A scratch for my ego.
Friday, 05/25/07 - 10:30 pm.

I'd never been this ashamed. So deeply ashamed that it hurt so much that I cried for a while.

I scratched someone's car with mine, while I was leaving the public school I go to every friday (evaluating a boy for a subject). I was leaving the parking lot when the watchers told me to get back. I believe that's what's embarrassing the most: it seemed like I was getting away from it, then they stand in front of my car, make me go back, and close the doors.

In the car, there were also Sulley, Irene and Victor, I was giving them a ride back to campus. They got out of the car to support me, which I really appreciatte. I called my dad, and one thing I was sure of is that he'd have no scolding for me. He pretty much laughed it off once I told him no one was hurt (just a scratch, on a little one on the lady's car). And then just told me to give the lady his phone number, so they could work things out. Bless my dad's heart for that. Even when I came back home, he looked at it and didn't mind, he says it happens.

In perspective, it was nothing. We drove back to university, and my friends were "whatever, no big deal". I wasn't until I left the place that I started to shake slightly, feeling incredibly dumb for what had just happened. And it's not a matter of damage, it was very little...I don't even mind having my car all scratched (it has many, from when I couldn't drive it into the garage). But on the outside, I was shrugging it off.

Back in campus, I went to get my paycheck. I was hoping to turn into cash so I could come home and give my dad the money, because no way I'll let him pay for the incident. But when I got to the bank, it was closed. They were closing, actually. Two minutes earlier, I could've made it.

I was holding back tears the whole time in the university. The ones who knew what happened, the ones who were there, saw me very calm. The rest, didn't know. This was one thing I wanted to share with someone, but I was too ashamed to feel comfortable telling it. I even saw my brother #3 (the professor), but just waved at him. I did tell his wife, I got a chance to talk to her.

Other minimal unpleasant things happened during the day, including that I applied a test that I wasn't supposed to apply today to the boy at the public school, and I'm not getting good grades in my practice because I never take enough toys to play with him. Victoria's my partner but she didn't go today...she's gone with her church for the weekend. It sort of upset me, that she left me alone on this, but...well, religion, you know how it is.
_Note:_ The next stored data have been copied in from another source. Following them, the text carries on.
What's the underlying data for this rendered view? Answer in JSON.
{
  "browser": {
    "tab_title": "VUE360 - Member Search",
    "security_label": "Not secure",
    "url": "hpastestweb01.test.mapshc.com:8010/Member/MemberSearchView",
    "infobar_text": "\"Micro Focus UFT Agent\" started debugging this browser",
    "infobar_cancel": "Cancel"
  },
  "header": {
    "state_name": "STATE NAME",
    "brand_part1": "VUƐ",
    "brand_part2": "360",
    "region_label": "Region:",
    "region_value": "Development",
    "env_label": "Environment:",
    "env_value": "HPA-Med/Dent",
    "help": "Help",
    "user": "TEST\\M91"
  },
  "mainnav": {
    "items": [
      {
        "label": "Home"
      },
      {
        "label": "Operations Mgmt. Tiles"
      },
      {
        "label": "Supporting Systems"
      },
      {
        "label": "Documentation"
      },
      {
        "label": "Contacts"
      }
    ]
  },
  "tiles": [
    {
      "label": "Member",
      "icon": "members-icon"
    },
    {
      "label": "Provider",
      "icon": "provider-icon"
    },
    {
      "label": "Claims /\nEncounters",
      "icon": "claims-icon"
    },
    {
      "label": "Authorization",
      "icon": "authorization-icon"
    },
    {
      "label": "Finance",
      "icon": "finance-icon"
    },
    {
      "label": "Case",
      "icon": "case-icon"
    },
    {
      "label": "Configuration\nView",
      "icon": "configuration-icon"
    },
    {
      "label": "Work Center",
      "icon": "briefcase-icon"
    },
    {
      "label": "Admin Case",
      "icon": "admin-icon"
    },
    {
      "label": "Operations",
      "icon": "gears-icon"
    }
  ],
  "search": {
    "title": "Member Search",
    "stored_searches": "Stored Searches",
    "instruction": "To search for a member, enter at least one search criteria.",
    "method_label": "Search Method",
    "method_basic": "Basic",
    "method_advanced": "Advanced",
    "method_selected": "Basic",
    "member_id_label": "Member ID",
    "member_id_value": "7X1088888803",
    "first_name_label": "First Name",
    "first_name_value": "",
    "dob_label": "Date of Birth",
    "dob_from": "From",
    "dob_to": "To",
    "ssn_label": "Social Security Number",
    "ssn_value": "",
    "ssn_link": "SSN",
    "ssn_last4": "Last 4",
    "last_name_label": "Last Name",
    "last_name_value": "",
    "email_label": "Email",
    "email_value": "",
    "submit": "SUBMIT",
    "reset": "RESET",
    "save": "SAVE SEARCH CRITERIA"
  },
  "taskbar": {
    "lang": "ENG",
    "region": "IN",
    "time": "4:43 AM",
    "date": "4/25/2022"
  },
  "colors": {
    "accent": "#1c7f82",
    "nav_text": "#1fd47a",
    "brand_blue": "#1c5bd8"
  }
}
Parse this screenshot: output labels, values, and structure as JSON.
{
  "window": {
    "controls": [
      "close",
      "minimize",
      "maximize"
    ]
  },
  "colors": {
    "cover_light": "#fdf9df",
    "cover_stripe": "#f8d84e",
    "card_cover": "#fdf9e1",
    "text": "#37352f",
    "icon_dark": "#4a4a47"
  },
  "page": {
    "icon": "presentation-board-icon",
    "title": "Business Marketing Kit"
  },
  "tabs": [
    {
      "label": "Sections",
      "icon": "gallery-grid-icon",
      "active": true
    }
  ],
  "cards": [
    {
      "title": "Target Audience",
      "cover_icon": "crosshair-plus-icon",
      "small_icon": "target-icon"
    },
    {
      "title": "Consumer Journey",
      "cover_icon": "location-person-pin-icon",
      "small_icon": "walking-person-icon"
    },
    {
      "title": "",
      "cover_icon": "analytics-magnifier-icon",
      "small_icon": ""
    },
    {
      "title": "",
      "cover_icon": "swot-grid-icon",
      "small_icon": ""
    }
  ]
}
Here's a good note: today I found a guy that used to ride the school bus with me. He was with Irene when I saw him, and he screamed my name and waved at me happily. Who the fuck are you?, I kept wondering, while he spoke. Then it hit me...of course I didn't recognize him, he was just a 7th grader when I was in senior high and we were riding the same bus. I was able to take his face in my mind and shrink it, put some baby fat in it...and there was the kid with the Donkey Kong face.

Now he's taller than me, his face has stretched, and his voice has changed drastically. Some memories came to me. We said goodbye with a hug. It was really strange seeing him. Strange, but nice. Someone I met a long time ago, in a different package.

*Sigh* I think I feel a little better by now. The lady didn't call tonight, even though I gave her my cell phone, my dad's cell phone and my house numbers. Part of me is thinking "well, maybe she thinks it's not a big deal". But I doubt it. Anyway, she's not my main concern. She wasn't rude at all. It's the watchmen with whom I feel the most embarrassed. Tough luck, I'll be seeing them at least one day per week until december.

I asked Irene what I should do: keep taking the car to the school, enduring the shame of the incident and possible comments, even rejection, from the watchmen (you should've seen the way they looked the other way -pretended to ignored me- when I worked things out with the lady. That, or go by bus, as the majority does (I'm just too paranoid and I lack experience) and show myself in a humble way. Irene said you just get over it in a tone that meant "meh, what do THEY matter?". She is very supportive.

Today in particular, I can say that the social network is everything.